O decreto determina que esta privatização “deve respeitar os direitos consagrados aos demais sócios, para efeitos de exercício do direito de preferência, ao preço mais competitivo resultante das licitações”. Assinado pelo Presidente da República, João Lourenço, o diploma delega o procedimento na ministra das Finanças, que terá a “competência, com a faculdade de subdelegar, para a prática de atos decisórios e de aprovação tutelar, bem como para a verificação da validade e legalidade de todos os atos praticados no âmbito do referido processo”.

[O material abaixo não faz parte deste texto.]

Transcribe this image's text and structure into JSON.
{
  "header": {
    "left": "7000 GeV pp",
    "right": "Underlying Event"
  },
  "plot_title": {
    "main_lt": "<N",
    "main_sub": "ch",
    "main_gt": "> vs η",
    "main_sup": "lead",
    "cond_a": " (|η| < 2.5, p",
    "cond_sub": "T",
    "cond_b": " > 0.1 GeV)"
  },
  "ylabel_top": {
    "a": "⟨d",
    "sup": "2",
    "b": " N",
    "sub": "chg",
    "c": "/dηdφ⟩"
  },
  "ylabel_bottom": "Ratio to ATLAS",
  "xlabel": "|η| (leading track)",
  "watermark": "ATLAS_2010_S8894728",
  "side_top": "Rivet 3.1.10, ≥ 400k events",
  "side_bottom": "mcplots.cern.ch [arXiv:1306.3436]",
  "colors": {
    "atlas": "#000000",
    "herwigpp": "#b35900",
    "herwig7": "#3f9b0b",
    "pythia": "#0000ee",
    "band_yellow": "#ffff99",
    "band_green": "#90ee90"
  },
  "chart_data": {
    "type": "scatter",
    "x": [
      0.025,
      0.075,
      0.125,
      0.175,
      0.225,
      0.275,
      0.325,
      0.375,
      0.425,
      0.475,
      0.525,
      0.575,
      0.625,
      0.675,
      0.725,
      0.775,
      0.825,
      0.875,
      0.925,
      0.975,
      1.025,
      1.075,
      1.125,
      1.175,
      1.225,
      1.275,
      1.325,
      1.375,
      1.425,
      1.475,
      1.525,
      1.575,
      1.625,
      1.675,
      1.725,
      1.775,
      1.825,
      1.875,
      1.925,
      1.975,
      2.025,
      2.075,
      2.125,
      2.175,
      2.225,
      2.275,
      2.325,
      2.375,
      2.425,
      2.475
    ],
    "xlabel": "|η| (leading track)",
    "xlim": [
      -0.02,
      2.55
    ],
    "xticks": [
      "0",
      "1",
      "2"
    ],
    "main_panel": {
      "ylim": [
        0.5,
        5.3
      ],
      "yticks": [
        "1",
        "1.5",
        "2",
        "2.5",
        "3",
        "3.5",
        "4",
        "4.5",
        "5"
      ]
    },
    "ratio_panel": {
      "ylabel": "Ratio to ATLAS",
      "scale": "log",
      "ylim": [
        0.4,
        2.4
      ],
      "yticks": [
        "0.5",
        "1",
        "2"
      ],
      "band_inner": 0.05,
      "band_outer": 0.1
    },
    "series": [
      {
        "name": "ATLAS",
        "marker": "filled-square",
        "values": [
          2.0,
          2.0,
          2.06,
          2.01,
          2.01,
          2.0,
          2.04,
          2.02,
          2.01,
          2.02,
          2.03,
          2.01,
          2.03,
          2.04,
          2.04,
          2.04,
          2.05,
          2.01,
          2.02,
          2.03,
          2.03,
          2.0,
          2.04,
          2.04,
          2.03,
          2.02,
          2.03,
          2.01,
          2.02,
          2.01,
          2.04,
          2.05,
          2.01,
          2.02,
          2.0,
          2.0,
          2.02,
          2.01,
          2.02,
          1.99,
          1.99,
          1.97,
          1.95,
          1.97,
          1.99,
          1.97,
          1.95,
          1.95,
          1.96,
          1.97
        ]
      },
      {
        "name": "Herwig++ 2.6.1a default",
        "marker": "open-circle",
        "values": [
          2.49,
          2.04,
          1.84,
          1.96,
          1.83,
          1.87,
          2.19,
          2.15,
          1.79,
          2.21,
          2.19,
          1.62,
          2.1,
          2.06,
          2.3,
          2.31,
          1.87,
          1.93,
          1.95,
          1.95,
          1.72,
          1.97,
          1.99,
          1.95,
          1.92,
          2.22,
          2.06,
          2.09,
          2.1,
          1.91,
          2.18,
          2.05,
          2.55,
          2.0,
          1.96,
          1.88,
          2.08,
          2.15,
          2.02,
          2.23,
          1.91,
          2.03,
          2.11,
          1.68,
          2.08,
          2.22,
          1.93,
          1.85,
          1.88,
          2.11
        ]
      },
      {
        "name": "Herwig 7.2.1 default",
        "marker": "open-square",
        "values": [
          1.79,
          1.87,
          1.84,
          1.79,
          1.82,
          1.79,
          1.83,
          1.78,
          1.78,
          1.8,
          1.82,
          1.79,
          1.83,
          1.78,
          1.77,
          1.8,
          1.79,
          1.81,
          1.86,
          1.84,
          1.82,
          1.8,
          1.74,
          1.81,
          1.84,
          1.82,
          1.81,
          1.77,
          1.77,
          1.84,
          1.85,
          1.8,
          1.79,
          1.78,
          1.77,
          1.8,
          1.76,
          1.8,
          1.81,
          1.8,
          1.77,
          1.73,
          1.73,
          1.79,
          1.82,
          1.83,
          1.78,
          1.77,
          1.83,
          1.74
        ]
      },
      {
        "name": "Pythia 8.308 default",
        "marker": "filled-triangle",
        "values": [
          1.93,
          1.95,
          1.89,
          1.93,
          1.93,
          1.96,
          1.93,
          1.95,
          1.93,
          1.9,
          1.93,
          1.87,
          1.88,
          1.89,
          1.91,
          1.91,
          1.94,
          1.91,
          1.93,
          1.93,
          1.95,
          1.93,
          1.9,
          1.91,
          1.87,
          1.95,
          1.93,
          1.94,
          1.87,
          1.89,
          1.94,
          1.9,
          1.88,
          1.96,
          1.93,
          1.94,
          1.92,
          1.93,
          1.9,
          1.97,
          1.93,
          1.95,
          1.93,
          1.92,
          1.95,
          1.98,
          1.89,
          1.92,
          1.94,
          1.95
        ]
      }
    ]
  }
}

Esses atos incluem “determinar a abertura do Procedimento, a constituição da Comissão de Negociação, aprovação das peças do Procedimento, a adjudicação das propostas, incluindo a celebração e assinatura do respetivo contrato”. A comissão que vai negociar a privatização de mais uma parte do BCA será integrada por representantes das Finanças e rege-se pela Lei de Bases das Privatizações e pela lei sobre os contratos públicos.
De acordo com a informação publicada pelos órgãos de comunicação social angolanos, a estrutura acionista deste banco está dispersa por 29 entidades, sendo que sete têm praticamente dois terços do capital (65,5%), lideradas pela SADINO, que tem 13,08% do capital do banco.
A venda da participação de 1,44% faz parte do programa de privatizações entre 2023 e 2026, com o objetivo de fomentar a gestão privada como motor do desenvolvimento económico de Angola.